Path Of Hurricane Katrina Map
What Path Did Hurricane Katrina Take?
Hurricane Katrina traveled from the Commonwealth of the bahamas, beyond the southern tip of Florida and over the Gulf of Louisiana before turning northward and heading up through the tip of Louisiana, Mississippi, Tennessee and Kentucky before finally trickling down in Ohio. Throughout its form, the storm went through several phases of severity.
Katrina began as mere storms in the Commonwealth of the bahamas earlier developing into a tropical depression. Past the time it reached the declension of South Florida, it was classified every bit a tropical storm.
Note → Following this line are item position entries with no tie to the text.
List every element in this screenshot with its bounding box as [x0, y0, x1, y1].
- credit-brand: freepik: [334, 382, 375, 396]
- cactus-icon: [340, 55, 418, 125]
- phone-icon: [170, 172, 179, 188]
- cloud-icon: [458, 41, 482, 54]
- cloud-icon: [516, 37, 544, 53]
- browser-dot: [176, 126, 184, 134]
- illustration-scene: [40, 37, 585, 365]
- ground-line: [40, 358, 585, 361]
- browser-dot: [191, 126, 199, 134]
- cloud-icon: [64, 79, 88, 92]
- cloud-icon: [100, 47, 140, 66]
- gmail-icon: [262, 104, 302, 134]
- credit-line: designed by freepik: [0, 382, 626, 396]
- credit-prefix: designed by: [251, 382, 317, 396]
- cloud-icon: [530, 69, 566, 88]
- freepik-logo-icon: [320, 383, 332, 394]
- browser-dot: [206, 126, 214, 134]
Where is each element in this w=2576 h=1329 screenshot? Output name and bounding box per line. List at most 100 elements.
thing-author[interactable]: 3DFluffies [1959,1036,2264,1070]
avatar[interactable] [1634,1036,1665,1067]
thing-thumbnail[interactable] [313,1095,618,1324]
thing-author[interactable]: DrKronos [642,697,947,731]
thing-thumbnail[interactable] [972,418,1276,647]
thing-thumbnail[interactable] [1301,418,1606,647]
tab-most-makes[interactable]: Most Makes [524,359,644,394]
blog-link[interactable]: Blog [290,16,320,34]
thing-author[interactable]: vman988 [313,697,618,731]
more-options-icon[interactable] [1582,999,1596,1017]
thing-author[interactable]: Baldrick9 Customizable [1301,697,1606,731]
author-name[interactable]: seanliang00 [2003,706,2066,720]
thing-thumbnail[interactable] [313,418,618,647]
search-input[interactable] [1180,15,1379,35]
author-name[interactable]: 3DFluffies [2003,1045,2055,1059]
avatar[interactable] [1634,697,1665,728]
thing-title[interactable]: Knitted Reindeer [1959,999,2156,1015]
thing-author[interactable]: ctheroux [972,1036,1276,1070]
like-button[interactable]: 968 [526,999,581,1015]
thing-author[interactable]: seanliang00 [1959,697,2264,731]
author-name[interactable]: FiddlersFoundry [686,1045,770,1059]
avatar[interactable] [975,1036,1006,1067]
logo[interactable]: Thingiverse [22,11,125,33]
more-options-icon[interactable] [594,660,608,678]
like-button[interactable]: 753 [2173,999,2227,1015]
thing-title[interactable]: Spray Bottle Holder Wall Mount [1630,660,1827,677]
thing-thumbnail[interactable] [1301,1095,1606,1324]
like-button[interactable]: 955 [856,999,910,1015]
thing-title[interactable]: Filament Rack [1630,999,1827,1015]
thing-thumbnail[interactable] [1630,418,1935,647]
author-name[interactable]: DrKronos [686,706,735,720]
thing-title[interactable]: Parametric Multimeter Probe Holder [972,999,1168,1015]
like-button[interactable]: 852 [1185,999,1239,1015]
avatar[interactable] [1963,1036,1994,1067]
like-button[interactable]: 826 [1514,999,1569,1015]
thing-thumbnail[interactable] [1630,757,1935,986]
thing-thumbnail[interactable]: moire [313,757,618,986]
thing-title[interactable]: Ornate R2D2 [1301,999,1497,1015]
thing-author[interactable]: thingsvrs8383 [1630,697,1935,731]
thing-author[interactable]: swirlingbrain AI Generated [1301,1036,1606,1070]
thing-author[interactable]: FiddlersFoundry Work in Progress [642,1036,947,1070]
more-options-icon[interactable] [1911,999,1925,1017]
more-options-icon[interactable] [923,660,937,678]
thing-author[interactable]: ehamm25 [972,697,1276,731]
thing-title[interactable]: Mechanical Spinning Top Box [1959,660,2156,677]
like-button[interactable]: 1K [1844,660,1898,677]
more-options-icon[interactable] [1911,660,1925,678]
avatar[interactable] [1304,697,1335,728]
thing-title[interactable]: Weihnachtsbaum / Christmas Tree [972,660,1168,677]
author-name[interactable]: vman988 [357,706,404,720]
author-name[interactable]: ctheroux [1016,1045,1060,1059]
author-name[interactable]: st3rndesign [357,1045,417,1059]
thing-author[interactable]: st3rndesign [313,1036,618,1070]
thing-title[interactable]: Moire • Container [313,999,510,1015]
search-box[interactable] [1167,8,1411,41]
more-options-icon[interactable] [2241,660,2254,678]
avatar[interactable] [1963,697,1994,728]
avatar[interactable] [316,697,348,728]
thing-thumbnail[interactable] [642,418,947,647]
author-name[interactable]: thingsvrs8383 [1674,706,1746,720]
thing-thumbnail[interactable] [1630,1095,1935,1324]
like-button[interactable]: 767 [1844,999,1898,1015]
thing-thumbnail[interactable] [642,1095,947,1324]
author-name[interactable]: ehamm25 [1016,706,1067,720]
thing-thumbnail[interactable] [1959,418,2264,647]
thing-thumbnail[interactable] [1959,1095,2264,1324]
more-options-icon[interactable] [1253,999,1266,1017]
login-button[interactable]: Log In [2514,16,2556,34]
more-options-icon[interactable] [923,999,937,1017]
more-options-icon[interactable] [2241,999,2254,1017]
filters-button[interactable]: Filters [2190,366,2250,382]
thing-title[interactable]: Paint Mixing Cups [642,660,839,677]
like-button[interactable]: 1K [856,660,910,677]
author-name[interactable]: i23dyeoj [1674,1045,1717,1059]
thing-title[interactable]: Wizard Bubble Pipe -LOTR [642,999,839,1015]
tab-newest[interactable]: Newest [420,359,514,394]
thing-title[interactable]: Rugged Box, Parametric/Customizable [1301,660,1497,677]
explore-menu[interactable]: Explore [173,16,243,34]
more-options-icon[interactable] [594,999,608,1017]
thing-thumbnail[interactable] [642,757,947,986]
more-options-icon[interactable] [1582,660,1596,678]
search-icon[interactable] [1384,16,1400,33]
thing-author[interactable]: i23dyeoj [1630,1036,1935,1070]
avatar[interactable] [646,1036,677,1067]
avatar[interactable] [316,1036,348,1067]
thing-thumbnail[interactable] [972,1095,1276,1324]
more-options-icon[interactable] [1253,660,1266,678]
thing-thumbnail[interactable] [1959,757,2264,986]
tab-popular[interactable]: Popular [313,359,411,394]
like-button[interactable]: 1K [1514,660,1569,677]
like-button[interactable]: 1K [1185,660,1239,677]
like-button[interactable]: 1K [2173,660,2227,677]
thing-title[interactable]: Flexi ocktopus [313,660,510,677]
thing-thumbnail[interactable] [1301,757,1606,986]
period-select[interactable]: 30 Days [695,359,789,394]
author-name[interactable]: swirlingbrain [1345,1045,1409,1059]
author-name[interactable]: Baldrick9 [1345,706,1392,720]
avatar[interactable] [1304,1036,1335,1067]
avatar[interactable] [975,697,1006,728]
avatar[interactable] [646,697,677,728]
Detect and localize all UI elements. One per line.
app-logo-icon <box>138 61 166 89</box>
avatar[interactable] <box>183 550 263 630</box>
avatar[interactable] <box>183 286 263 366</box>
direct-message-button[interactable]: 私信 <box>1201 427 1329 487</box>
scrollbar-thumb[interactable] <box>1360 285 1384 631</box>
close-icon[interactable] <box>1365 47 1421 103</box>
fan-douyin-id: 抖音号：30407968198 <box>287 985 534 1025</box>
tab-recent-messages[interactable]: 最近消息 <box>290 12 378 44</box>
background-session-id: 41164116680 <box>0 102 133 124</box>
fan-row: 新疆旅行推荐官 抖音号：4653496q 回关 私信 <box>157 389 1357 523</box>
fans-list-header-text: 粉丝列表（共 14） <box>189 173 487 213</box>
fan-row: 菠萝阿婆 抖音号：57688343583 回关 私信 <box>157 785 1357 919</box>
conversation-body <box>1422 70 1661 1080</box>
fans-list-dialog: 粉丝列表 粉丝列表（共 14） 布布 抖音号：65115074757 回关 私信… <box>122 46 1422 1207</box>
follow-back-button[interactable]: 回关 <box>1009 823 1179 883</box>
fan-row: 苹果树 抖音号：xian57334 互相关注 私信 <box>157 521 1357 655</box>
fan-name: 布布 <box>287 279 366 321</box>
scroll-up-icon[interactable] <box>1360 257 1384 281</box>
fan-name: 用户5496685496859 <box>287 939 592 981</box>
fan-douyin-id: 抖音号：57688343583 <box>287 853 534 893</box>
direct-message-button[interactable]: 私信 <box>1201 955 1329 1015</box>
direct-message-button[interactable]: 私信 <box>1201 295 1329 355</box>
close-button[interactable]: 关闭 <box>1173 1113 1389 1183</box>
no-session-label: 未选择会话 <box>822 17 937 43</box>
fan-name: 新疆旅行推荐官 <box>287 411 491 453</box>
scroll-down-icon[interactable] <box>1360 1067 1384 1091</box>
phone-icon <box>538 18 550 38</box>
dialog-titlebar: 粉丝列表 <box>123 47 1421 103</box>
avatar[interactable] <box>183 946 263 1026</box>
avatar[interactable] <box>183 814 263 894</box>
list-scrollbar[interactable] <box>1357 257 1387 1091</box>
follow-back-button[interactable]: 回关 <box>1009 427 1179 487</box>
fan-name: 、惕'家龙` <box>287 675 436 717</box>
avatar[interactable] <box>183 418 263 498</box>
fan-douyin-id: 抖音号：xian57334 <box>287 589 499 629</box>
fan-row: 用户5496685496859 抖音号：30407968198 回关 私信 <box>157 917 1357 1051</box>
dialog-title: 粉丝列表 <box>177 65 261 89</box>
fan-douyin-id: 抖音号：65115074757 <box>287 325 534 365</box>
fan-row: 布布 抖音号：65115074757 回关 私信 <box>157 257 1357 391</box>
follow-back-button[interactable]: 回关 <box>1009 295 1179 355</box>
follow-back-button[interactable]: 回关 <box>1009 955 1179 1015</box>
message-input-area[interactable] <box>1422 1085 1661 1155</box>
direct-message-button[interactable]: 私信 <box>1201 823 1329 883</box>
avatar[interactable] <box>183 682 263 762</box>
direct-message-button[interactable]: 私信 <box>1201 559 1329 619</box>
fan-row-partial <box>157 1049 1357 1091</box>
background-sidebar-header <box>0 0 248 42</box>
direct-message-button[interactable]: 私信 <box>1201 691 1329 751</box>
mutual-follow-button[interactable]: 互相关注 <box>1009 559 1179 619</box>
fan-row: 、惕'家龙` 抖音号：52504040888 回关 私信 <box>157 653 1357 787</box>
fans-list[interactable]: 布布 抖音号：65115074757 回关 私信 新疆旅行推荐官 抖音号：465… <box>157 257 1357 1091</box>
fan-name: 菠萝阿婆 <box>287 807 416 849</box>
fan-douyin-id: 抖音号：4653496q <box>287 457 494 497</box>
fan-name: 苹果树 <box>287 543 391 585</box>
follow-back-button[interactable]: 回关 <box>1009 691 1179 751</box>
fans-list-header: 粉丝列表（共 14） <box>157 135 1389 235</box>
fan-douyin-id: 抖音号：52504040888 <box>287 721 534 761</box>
While traveling beyond Florida, it evolved into a low-category hurricane. Over the Gulf of Mexico, the storm reached its most intense levels as information technology graduated from a category-three to a category-5 hurricane. Past the time it reached the coast of Louisiana, it had been downgraded to a strong category 3.
A category-5 hurricane is the almost intense hurricane on the Saffir-Simpson Hurricane Air current Scale, which is used to determine the severity of hurricanes. At category 5, hurricane winds tin can be in backlog of 155 mph and catastrophic damage is a virtual certainty. Even a category-three hurricane can produce winds of upwardly to 129 mph. This is why southern Louisiana and Mississippi incurred then much damage as a result of Hurricane Katrina. Hurricane Katrina remained a category 3 equally it traveled over Louisiana and parts of Mississippi. It did not downgrade to a tropical storm until it reached the northern one-half of Mississippi.